The Miniature Bull Terrier is a cross between different terriers and Bulldogs. The resulting offspring came in a wide assortment of sizes. Therefore, breeders later divided the Bull Terriers by size for show classification.
Earlier breeders put Toy Bull Terriers on exhibition until 1914. Unfortunately, they never developed a strong following. The slightly larger Bull Terrier was a lot better in overall quality and eventually stabilized as the Miniature Bull Terrier.
Therefore, in 1963 the AKC accepted the breed into the miscellaneous class.
The Miniature Bull Terrier is a strongly built, squarely proportioned, active dog. In addition, it is distinguished by it’s long, oval-shaped head. The Mini Bull possess small, thin, and erect ears. Also, a black nose; and dark eyes with a piercing shine.
This breed possesses a muscular neck; a short, strong back; and a broad chest. The short tail is set low, fine, and tapered, and carried horizontally. The Miniature Bull Terrier’s legs are moderate in length, sturdy, and straight, and the feet are round as well as compact.
Miniature Bull Terrier Breed Facts and Resources
Activity level: High. This dog is an exuberant, and fun-loving breed that usually remains quite active until 5 to 6 years old. Miniature Bull Terriers need plenty of daily activity and personal attention, especially interactive play. Puppies should not take part in strenuous activities. These dogs can get bored if confined or neglected, which will lead to bad habits such as barking, chewing, or digging up the yard.

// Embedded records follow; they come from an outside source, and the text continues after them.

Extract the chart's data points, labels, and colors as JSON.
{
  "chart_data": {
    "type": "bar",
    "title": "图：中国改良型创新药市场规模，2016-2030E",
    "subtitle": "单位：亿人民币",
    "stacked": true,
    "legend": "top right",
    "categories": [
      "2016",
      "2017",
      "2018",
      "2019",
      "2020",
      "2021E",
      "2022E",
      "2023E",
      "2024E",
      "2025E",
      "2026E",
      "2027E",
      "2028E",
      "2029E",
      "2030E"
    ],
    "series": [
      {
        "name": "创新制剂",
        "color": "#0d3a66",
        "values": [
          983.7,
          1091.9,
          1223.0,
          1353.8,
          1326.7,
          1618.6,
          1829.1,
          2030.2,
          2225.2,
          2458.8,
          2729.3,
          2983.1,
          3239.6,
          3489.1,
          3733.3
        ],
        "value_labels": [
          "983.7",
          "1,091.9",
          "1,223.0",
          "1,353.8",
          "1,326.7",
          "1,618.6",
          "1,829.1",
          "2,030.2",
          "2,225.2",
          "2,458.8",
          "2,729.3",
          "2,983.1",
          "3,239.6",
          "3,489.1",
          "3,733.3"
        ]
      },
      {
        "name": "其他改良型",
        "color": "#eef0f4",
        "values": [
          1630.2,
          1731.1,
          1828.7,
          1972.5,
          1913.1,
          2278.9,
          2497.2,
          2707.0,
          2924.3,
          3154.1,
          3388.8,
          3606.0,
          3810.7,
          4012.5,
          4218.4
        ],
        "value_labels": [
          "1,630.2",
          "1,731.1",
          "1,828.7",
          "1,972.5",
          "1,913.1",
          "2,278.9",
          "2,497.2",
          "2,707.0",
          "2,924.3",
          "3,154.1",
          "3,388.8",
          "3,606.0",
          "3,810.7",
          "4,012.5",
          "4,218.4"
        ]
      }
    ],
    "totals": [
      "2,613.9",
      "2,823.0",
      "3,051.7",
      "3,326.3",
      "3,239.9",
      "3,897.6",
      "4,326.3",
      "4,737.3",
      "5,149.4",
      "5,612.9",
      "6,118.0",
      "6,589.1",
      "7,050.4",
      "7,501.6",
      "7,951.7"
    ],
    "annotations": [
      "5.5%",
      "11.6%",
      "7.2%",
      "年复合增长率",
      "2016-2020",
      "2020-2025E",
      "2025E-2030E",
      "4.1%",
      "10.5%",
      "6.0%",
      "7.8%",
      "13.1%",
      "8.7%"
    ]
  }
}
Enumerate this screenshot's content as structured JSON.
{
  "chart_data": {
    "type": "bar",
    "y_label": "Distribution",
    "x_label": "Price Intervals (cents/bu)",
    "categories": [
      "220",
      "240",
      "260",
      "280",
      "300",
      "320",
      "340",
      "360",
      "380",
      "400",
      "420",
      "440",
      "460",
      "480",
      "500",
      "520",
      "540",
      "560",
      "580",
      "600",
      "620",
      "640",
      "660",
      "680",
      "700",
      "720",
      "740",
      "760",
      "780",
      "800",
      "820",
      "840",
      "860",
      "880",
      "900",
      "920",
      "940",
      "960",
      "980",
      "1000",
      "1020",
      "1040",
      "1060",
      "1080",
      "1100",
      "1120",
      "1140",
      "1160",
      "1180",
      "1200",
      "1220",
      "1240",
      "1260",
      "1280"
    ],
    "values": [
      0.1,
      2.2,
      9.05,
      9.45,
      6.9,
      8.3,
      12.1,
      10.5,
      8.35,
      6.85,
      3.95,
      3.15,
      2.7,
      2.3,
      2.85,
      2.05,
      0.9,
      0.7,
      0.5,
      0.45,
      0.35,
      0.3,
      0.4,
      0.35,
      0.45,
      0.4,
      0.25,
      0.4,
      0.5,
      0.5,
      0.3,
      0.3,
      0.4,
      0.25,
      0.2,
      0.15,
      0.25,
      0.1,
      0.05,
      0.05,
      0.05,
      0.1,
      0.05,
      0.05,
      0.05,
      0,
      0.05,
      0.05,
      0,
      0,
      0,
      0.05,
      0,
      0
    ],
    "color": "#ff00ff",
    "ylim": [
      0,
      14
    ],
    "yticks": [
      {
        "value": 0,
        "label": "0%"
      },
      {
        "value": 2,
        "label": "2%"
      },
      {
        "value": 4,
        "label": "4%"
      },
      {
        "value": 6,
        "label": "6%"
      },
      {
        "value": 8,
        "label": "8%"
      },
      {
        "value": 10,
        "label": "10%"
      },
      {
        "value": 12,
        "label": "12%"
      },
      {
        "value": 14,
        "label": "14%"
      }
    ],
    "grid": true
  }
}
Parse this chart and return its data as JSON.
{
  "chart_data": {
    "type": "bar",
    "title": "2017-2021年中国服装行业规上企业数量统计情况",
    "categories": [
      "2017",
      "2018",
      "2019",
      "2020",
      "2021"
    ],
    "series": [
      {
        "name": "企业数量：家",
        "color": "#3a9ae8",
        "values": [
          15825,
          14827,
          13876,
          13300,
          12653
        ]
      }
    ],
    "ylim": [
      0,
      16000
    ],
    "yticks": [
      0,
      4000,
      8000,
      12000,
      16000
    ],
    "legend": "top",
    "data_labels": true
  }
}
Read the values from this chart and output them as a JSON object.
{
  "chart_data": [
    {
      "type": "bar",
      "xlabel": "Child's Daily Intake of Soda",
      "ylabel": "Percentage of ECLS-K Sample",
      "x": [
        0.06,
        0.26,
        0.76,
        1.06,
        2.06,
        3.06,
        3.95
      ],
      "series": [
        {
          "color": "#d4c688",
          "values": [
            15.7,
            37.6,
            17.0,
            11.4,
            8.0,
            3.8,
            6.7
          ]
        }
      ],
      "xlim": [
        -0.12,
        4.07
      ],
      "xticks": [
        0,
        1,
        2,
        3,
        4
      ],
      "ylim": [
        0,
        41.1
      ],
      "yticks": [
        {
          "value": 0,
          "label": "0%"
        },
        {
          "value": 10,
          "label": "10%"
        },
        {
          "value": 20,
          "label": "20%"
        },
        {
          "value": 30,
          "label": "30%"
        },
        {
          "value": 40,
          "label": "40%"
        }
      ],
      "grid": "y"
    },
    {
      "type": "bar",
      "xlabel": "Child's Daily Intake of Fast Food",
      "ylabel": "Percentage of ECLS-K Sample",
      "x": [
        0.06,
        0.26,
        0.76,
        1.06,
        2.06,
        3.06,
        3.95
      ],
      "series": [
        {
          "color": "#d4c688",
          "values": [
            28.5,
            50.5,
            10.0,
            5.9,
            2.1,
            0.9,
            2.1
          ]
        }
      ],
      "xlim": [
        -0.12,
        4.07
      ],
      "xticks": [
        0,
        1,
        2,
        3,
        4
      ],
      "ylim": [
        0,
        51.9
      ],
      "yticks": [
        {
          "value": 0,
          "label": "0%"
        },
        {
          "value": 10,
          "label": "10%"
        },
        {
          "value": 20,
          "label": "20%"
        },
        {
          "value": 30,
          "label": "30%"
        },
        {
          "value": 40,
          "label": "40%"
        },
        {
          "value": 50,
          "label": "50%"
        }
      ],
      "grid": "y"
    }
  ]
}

Size: 10 – 14 inches, 18 – 28 inches
Coat: Short, hard, flat, and glossy color: White or colored
Life expectancy: 11 – 13 years
Grooming: A weekly brushing is a must. Brush more often during seasonal shedding in spring and fall.
Temperament: The standard describes the Miniature Bull Terrier as full of fire, courageous, even-tempered, and amendable to discipline. This is a quintessential terrier – inquisitive, playful, good-natured, and completely devoted to its family.
Tenacious and bold, they have a well-developed guardian instinct and make excellent watchdogs. In addition, they’re going to require consistent, firm discipline, and puppies must be closely supervised. Male Miniature Bull Terriers may not get along well with other male dogs.
Parent Club: Miniature Bull Terrier Club of America (www.minibull.org); founded in 1966
Buyer’s advice from Parent club: Please learn more about any dog breed that interests you before going out and purchasing. Do your due diligence by performing careful research like attending dog shows, talking to breeders, and joining the MBTCA, Do not purchase a puppy without a health guarantee.
Rescue: You can find information under “rescue” on the club’s website.